Anatomy Of An Agency Agreement—Part Five

STATUS: Hello from the land of Kiwi. Late this morning, my husband and I took the hike up the Rocky Bay trail on the island of Waiheke (which is just a 20 minute ferry ride from Auckland). It’s about a 2 hour hike (and a bit muddy) but we were excited to reach the top just in time for lunch and a bit of wine tasting at the Te Whau Winery. Guess what? It’s closed on Tuesdays (and yes it is Tuesday already here in NZ). Still, it was a gorgeous hike and a gorgeous day.

What’s playing on the iPod right now? Not listening at the moment but I do have my shuffle with me.

Once we have death figured out, then we have to address taxes. Just kidding. The next clause in the agency agreement deals with expenses and what my agency is entitled to receive as reimbursement from the author.

About two years ago, I actually stopped charging back most expenses to my clients. Why? Because the world of publishing had changed rapidly. These days I email my submissions (with the rare hard copy being sent out by snail mail).The biggest costs were photocopy and delivery. With that pretty much a non-issue, it didn’t seem worth the time to muddle with the accounting by tracking the only expense we end up really having which is FedEx and postage.

Now we do charge back for expenses related to selling subrights. Often we have to buy extra copies of client books in order to send on to foreign publishers and Hollywood co-agents. This can be expensive (and hence the one main charge-back to the clients).

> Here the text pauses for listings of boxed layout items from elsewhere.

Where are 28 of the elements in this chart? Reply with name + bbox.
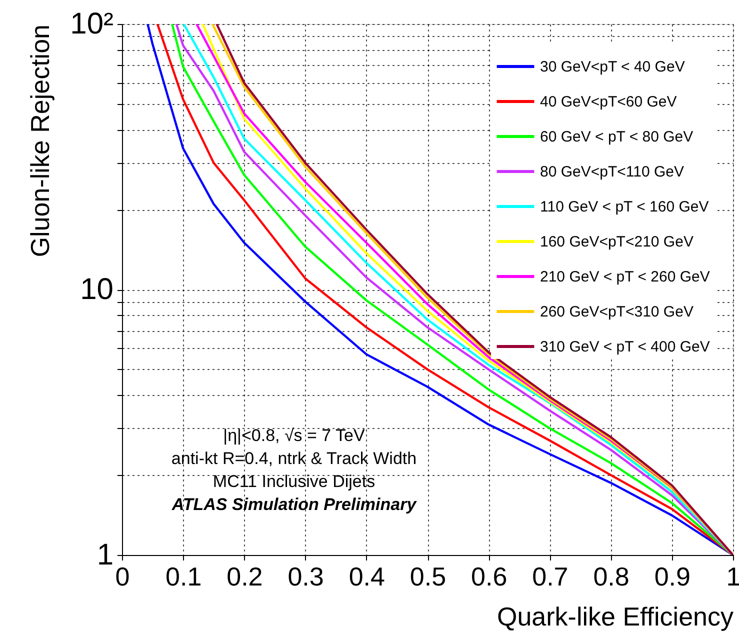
x-tick-label: 0 <box>115 562 130 592</box>
x-tick-label: 0.8 <box>593 562 630 592</box>
x-tick-label: 0.2 <box>226 562 263 592</box>
y-tick-label: 1 <box>96 538 114 572</box>
annotation: anti-kt R=0.4, ntrk & Track Width <box>171 449 417 468</box>
x-tick-label: 0.3 <box>288 562 324 592</box>
y-tick-label: 10² <box>70 8 114 40</box>
annotation: MC11 Inclusive Dijets <box>212 472 376 491</box>
annotation: |η|<0.8, √s = 7 TeV <box>223 426 366 445</box>
x-tick-label: 0.9 <box>654 562 690 592</box>
legend-label: 310 GeV < pT < 400 GeV <box>540 338 710 356</box>
legend-label: 160 GeV<pT<210 GeV <box>540 234 694 250</box>
x-tick-label: 0.5 <box>410 562 446 592</box>
legend-label: 110 GeV < pT < 160 GeV <box>540 198 709 216</box>
legend-label: 60 GeV < pT < 80 GeV <box>540 128 694 146</box>
x-tick-label: 0.7 <box>532 562 568 592</box>
x-tick-label: 0.1 <box>166 562 202 592</box>
y-axis-title: Gluon-like Rejection <box>25 24 56 258</box>
legend-label: 210 GeV < pT < 260 GeV <box>540 268 710 286</box>
legend-label: 80 GeV<pT<110 GeV <box>540 164 684 180</box>
legend-label: 260 GeV<pT<310 GeV <box>540 304 694 320</box>
x-tick-label: 0.4 <box>348 562 385 592</box>
annotation: ATLAS Simulation Preliminary <box>170 495 418 514</box>
legend-label: 30 GeV<pT < 40 GeV <box>540 58 685 76</box>
x-axis-title: Quark-like Efficiency <box>497 602 734 632</box>
x-tick-label: 0.6 <box>471 562 508 592</box>
y-tick-label: 10 <box>80 273 114 306</box>
legend-label: 40 GeV<pT<60 GeV <box>540 94 677 110</box>
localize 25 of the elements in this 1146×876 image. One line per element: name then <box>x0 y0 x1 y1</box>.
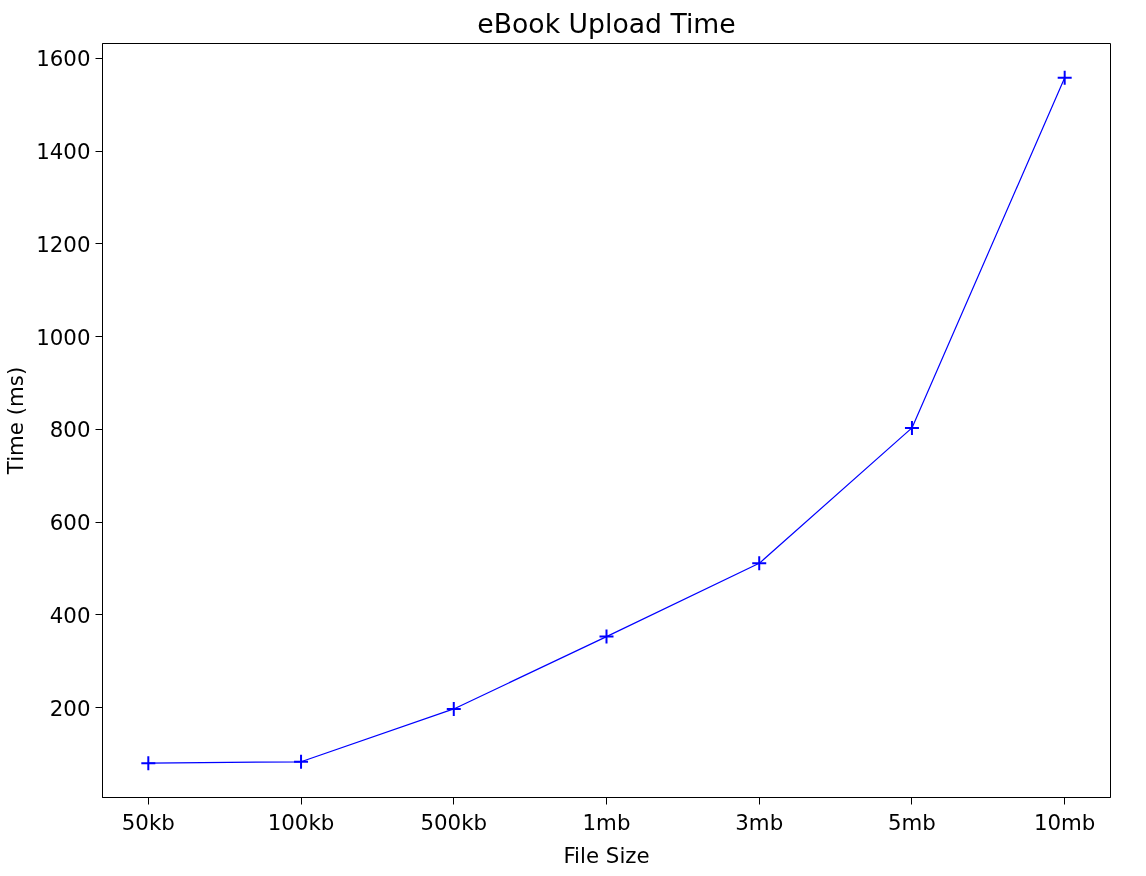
chart-title: eBook Upload Time <box>477 7 736 39</box>
point <box>140 755 157 772</box>
x-tick-label: 10mb <box>1033 809 1096 835</box>
x-tick-label: 100kb <box>267 809 335 835</box>
y-tick-label: 600 <box>49 510 91 536</box>
y-tick-label: 800 <box>49 417 91 443</box>
y-tick-label: 1400 <box>36 139 91 165</box>
point <box>445 700 462 717</box>
point <box>293 753 310 770</box>
x-tick-label: 1mb <box>582 809 631 835</box>
y-tick-label: 400 <box>49 602 91 628</box>
y-tick-label: 1600 <box>36 46 91 72</box>
point <box>598 628 615 645</box>
y-axis-title: Time (ms) <box>3 366 29 476</box>
point <box>1056 69 1073 86</box>
point <box>903 419 920 436</box>
x-tick-label: 500kb <box>420 809 488 835</box>
x-tick-label: 50kb <box>121 809 175 835</box>
x-tick-label: 5mb <box>888 809 936 835</box>
y-tick-label: 1200 <box>36 231 91 257</box>
x-axis-title: File Size <box>563 842 650 868</box>
y-tick-label: 1000 <box>36 324 91 350</box>
y-tick-label: 200 <box>49 695 91 721</box>
x-tick-label: 3mb <box>735 809 784 835</box>
point <box>751 555 768 572</box>
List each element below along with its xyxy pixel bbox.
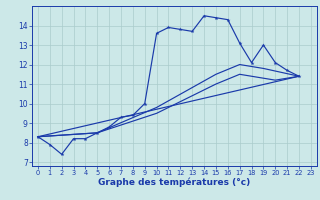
X-axis label: Graphe des températures (°c): Graphe des températures (°c) [98, 178, 251, 187]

Now we try and wrestle as many free copies out of the publishers as we can get but it never seems to be quite enough since we pursue foreign and film subrights aggressively.

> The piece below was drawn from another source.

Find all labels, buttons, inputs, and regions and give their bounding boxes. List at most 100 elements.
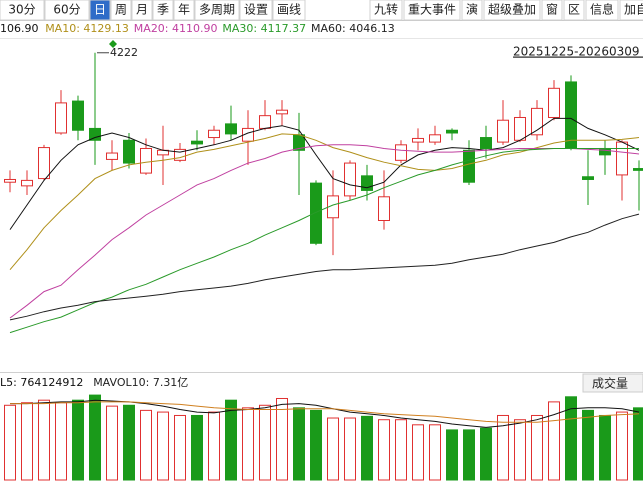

Here’s the clause if you want to see how it reads:

NLA will be entitled to receive reimbursement from the Author for the following expenses relative to the representation of a project: special delivery/payment expenses, International/foreign shipping if applicable, costs associated with the selling of all secondary rights, including costs such as purchasing extra books and/or galleys used to sell those secondary rights.

Reproduction costs, postage & delivery, as well as all other normal costs associated to running a business such as office supplies, rent, or utilities are not an author billable expense. Please note that applicable charges are accrued to an author account and reimbursed from the author's income from publisher payments. Reimbursed deductions will be itemized and supported by receipts.